Azure's Role with OpenAI:
OpenAI's heavy reliance on Azure as a hardware platform is highlighted.
Anton and swyx ponder the significance of Azure being the launch partner for OpenAI, especially given Microsoft's considerable investment in OpenAI via Azure credits.
The importance of privacy and control is emphasized, with Russell discussing how businesses might prefer running inferences on their own Azure hardware to maintain data privacy and security.
Open Source Movement:
The topic shifts to open sourcing in AI, with Matt pointing out that being the best in open source can sometimes outweigh being the top in proprietary models.
Swyx highlights the excitement around open source models and seeks predictions for the future of this domain.
Predictions:
Anton believes that the AI community will explore the true capabilities of the models, possibly uncovering new uses and furthering research in embeddings and internal states.
Nathan highlights the significance of this open source move for research, allowing it to proceed unhindered.
Simon eagerly anticipates the creative fine-tuning of the model and the potential for breakthrough applications.
Russell predicts a surge in domain-specific fine-tuning, leading to specialized AI agents proficient in particular tools or tasks.
Anton expresses optimism about the future of AI agents, hinting at their practical use cases.

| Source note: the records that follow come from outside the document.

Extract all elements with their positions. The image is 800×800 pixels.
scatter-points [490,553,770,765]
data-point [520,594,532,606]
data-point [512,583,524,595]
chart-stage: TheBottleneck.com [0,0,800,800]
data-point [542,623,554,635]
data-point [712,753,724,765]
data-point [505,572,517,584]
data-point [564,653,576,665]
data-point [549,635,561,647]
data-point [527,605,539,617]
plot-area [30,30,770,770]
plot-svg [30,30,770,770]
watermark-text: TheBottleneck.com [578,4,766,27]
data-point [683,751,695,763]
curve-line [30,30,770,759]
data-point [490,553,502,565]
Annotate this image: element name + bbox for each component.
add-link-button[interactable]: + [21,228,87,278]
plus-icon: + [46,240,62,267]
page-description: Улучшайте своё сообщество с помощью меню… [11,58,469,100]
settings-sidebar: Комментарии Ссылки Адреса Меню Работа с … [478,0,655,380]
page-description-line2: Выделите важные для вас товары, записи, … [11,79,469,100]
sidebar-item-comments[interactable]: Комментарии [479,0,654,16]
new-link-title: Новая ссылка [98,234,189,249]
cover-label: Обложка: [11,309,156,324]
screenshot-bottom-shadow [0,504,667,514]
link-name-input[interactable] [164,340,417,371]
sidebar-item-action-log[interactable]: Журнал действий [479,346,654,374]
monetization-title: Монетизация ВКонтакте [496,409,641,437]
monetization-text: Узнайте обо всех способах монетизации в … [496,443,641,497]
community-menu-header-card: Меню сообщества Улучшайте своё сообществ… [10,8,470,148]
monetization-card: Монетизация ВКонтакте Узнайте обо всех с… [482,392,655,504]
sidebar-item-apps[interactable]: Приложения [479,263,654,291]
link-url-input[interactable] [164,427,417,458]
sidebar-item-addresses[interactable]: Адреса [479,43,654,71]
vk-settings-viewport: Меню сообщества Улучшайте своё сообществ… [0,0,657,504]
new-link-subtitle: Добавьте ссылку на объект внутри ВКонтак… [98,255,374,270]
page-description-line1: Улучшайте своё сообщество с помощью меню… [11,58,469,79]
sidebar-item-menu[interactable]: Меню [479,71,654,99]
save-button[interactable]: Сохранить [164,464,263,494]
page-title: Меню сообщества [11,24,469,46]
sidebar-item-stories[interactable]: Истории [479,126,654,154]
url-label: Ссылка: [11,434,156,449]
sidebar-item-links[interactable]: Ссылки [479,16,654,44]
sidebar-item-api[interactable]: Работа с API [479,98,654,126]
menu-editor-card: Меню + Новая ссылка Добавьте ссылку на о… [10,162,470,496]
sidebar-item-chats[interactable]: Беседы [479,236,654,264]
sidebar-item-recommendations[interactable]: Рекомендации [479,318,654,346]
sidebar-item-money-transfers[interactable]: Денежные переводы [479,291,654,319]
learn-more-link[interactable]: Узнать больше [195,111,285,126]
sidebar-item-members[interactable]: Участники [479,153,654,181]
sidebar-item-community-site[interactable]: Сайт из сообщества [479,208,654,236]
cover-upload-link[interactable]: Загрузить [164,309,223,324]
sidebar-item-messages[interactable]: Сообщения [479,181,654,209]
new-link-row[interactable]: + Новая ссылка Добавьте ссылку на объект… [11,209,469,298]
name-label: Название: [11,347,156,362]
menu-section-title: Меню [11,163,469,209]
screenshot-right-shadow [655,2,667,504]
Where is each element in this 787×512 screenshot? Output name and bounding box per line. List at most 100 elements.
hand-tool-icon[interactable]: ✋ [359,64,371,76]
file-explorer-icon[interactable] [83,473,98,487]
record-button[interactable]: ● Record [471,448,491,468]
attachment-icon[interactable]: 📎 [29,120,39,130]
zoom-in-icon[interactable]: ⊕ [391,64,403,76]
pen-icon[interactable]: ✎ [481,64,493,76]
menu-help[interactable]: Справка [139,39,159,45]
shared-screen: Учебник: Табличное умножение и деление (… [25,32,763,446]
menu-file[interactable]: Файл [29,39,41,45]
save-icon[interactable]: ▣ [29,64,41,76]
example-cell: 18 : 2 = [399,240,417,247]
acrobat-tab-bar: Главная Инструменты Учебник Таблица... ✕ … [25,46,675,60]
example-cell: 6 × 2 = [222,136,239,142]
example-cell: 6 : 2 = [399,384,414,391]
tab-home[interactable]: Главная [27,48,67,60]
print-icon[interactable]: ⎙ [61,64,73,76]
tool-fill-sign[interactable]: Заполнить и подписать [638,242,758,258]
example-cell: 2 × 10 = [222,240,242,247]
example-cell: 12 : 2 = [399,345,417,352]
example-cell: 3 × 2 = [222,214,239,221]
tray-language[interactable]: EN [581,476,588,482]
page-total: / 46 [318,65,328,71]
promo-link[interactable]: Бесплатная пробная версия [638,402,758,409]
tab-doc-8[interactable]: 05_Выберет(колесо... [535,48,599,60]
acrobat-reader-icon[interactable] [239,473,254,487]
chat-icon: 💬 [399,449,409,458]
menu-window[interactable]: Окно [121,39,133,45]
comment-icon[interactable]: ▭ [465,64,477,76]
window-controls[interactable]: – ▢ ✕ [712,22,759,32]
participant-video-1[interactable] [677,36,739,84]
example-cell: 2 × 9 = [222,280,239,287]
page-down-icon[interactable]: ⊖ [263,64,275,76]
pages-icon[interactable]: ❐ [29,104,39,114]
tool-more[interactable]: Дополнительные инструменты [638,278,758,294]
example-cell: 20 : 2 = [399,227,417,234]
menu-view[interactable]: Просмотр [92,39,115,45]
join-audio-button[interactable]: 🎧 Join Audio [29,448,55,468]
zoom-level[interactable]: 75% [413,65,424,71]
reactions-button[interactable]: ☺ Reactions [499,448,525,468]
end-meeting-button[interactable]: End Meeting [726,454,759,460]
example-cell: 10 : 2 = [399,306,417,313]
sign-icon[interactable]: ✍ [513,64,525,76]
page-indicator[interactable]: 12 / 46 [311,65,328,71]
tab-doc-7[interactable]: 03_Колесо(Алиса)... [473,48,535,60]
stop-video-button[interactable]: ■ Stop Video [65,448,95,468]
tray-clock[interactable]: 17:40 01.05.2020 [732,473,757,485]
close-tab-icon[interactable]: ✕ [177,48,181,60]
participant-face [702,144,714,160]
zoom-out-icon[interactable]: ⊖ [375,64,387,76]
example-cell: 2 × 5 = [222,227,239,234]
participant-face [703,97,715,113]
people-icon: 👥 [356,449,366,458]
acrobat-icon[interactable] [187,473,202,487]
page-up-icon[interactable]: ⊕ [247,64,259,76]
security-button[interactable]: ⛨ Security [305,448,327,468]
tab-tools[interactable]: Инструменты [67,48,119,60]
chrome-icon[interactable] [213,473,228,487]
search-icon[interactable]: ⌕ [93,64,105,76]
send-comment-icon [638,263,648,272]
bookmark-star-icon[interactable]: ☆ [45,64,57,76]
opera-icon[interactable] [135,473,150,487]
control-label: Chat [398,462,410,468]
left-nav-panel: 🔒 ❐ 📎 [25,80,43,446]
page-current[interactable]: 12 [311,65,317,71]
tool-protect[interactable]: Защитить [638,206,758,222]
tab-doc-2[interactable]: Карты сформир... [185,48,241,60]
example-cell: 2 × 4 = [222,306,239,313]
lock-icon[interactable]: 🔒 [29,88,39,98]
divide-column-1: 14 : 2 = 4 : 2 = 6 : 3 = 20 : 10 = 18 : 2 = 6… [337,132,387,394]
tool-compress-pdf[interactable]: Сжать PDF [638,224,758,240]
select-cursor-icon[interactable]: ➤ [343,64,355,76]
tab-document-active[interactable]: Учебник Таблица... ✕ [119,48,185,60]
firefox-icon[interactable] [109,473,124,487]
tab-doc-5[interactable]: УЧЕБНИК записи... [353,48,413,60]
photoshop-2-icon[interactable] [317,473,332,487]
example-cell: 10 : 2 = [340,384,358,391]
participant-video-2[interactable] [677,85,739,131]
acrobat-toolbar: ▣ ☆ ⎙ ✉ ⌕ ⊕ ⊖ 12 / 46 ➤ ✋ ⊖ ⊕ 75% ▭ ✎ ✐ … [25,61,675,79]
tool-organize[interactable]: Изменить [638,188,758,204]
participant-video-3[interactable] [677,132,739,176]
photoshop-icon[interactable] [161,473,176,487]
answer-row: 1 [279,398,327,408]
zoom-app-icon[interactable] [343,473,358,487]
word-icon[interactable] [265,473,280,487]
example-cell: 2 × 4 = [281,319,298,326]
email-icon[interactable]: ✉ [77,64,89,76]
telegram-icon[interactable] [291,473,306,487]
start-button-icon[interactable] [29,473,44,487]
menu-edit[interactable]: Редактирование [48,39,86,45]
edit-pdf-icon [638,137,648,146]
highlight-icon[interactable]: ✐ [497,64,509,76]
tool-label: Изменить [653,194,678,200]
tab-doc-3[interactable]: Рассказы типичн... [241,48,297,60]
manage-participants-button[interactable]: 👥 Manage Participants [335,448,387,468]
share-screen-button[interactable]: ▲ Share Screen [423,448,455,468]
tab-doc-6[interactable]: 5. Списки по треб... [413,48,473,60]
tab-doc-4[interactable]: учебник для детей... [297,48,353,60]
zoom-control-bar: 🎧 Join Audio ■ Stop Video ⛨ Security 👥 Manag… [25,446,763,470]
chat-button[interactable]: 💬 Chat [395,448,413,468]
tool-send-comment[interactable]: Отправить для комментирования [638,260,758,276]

The discussion closes with participants sharing their bullish sentiments on the advancements of open source models, especially with regard to AI agents and their potential applications.
Ai Doom:
In a discussion concerning the potential impact and implications of releasing new AI material, specifically the LAMA2 model, participants shared diverse views. While some displayed apathy toward potential doom scenarios, others expressed optimism, suggesting that accessibility to the model's internals might enhance safety and understanding. There was an acknowledgment that language models, which were once considered cutting edge, are quickly becoming more commonplace, with a future where many devices could run them natively. The conversation concluded with swyx encouraging everyone to experiment with LAMA2, and gratitude was expressed all around before signing off.